La conmemoración del 20 de junio adquirió mayor relevancia a partir de 1938, cuando el presidente Roberto Marcelino Ortiz promulgó la ley que la declaraba feriado nacional. En 1944 se inauguró el Monumento Nacional a la Bandera en Rosario, en el mismo lugar donde Belgrano la enarboló por primera vez. Ese monumento se convirtió en el epicentro de los actos centrales: cada año el presidente de la Nación o su representante encabeza la ceremonia junto a autoridades provinciales, municipales, fuerzas armadas y delegaciones escolares. Los estudiantes de cuarto grado de todo el país realizan la promesa de lealtad a la bandera, un rito cívico que comenzó en 1909 por iniciativa del maestro rosarino Juan Martín y que se extendió progresivamente a todas las escuelas. La promesa no es un juramento militar sino un compromiso ético de respetar los valores que la bandera representa: la libertad, la igualdad, la solidaridad y el trabajo por el bien común.

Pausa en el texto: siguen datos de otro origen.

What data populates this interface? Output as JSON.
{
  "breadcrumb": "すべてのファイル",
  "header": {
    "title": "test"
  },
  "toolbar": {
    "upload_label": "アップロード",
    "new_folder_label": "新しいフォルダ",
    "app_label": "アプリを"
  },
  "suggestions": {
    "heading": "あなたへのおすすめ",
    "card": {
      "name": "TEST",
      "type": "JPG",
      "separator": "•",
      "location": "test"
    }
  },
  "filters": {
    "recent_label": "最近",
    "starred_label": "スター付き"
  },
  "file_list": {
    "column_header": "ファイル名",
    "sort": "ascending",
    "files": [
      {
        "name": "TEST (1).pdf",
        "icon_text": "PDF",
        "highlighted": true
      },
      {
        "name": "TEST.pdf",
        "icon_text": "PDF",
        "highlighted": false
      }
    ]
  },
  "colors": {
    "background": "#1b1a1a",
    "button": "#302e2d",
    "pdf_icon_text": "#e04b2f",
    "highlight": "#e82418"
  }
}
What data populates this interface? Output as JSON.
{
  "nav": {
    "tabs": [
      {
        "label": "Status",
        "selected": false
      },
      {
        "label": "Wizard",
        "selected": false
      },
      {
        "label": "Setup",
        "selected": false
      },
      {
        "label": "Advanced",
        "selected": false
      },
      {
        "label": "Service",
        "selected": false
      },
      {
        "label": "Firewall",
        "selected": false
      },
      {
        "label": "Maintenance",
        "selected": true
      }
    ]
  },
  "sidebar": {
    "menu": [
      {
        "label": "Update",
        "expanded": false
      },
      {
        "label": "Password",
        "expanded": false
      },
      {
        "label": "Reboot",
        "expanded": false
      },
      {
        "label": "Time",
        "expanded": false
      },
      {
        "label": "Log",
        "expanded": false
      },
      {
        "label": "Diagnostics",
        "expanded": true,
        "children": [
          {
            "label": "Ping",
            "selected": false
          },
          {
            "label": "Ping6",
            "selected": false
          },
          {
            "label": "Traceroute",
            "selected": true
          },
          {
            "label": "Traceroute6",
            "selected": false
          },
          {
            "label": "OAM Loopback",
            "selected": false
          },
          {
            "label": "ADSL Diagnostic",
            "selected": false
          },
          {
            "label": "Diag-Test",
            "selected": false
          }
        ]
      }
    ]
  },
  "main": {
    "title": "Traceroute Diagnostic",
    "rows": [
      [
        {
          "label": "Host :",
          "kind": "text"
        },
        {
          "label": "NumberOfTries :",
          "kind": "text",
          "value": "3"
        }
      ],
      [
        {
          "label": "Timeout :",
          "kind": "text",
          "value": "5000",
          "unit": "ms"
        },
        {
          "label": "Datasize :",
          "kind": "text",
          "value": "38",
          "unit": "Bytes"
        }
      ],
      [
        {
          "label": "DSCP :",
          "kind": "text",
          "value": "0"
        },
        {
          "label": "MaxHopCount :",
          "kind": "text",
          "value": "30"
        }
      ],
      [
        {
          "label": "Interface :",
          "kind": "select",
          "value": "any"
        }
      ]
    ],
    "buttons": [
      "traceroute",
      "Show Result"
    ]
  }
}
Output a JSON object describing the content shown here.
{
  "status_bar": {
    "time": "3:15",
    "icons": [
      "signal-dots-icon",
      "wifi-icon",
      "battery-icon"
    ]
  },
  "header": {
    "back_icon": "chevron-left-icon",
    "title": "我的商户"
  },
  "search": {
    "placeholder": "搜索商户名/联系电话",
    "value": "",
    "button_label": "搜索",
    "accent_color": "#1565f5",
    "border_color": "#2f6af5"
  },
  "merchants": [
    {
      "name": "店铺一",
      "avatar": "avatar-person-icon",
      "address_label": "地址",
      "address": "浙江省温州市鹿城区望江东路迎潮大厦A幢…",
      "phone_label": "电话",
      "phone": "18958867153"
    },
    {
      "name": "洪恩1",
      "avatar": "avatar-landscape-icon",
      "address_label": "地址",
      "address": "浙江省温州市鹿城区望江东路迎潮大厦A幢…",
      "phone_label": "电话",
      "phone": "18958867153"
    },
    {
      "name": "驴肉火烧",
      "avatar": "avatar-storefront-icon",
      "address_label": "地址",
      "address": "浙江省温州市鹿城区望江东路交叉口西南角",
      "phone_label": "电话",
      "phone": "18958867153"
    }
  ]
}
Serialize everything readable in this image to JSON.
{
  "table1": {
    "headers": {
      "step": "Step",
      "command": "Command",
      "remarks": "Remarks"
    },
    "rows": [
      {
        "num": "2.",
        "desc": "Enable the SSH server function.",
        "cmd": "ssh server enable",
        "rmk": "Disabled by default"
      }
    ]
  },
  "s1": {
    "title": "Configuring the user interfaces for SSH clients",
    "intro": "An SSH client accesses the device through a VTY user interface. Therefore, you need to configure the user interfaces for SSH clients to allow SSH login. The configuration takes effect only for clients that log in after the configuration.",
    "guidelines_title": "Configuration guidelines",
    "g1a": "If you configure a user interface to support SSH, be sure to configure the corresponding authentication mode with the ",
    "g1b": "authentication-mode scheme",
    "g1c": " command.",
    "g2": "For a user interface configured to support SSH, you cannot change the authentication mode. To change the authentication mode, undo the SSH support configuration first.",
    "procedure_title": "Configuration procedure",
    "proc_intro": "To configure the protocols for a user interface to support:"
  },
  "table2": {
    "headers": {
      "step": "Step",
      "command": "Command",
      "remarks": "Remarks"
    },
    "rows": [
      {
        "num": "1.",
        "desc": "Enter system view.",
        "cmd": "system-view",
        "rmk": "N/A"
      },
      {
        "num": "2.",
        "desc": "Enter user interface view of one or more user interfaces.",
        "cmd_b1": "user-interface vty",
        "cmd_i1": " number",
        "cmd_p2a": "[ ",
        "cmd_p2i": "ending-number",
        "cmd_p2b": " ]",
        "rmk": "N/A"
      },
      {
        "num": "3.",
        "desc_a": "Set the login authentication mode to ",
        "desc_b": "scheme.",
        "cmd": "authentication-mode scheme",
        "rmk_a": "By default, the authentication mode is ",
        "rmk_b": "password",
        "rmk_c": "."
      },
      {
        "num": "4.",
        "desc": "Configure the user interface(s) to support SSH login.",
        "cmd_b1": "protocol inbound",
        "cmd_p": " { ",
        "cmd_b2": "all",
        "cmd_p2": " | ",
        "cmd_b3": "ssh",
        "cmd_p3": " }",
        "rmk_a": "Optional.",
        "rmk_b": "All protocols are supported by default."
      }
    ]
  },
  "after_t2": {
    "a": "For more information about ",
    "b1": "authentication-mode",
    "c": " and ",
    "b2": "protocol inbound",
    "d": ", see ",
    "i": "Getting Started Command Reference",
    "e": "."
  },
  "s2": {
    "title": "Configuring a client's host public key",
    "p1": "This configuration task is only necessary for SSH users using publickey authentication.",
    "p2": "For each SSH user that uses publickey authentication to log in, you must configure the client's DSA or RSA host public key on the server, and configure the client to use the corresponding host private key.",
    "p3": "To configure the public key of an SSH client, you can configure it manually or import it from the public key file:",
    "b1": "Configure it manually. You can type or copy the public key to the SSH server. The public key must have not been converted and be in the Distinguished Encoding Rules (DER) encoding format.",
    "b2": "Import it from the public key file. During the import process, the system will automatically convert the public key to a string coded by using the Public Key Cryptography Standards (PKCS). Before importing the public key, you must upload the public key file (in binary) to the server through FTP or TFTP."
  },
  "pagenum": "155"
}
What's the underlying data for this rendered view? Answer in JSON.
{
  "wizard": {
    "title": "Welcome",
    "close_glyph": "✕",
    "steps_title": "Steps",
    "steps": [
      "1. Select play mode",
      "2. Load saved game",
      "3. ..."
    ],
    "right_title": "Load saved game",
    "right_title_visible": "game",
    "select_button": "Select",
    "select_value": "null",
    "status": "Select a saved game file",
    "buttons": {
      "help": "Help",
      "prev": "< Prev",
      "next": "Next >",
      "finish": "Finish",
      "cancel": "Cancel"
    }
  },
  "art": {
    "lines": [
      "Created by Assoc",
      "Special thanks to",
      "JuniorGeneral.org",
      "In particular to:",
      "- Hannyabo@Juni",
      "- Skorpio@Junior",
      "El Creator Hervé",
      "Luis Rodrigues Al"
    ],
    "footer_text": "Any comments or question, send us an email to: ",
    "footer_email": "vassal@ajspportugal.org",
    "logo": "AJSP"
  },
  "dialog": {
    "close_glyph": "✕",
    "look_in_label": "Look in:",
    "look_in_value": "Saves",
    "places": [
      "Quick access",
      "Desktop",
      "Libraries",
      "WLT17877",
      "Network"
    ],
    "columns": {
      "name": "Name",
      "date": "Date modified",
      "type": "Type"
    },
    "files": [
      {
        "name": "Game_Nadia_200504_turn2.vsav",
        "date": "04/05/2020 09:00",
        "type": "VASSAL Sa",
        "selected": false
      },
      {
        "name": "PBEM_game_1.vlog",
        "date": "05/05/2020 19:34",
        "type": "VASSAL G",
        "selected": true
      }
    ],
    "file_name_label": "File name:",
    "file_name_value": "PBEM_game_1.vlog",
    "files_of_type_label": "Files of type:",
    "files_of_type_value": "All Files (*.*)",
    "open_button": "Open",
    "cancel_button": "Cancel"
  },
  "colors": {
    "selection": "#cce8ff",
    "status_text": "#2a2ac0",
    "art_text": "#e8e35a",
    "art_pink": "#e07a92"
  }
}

Más allá del acto protocolar, la fecha invita a recuperar la figura de Belgrano en su dimensión integral. No fue solo el creador de un símbolo; fue un pensador que abogó por la educación popular, el desarrollo económico autónomo, los derechos de los pueblos originarios y la igualdad jurídica. Escribió «Memoria sobre la educación» proponiendo escuelas gratuitas para niñas y niños, fundó la Escuela de Náutica y el Colegio de Comercio, y defendió la industria nacional frente al librecambio que beneficiaba a las potencias extranjeras. Murió en la pobreza, casi olvidado, el 20 de junio de 1820, mientras las guerras civiles desgarraban a las provincias que él soñó unidas. Sus restos descansan hoy en el atrio de la iglesia de Santo Domingo, en Buenos Aires, a pocos metros del Cabildo donde flamea la bandera que él imaginó.
Una curiosidad poco conocida es que la bandera argentina inspiró directamente a la de Uruguay, diseñada por Joaquín Suárez en 1828 con los mismos colores pero nueve franjas que representan a los departamentos originales, y al Sol de Mayo idéntico. También influyó en la bandera de Honduras y en la de Nicaragua, adoptadas décadas después. En el lenguaje cotidiano, «jurar la bandera» se usa como sinónimo de comprometerse con una causa noble, y el himno a la bandera, compuesto por Leopoldo Corretjer con música de Carlos López Buchardo, se canta en las escuelas cada 20 de junio desde 1939. La fecha, al caer en pleno otoño austral, suele acompañarse de cielos despejados que hacen más visible el celeste y blanco en mástiles, balcones y ventanas, recordando que los símbolos no son objetos inertes sino pactos vivos entre generaciones.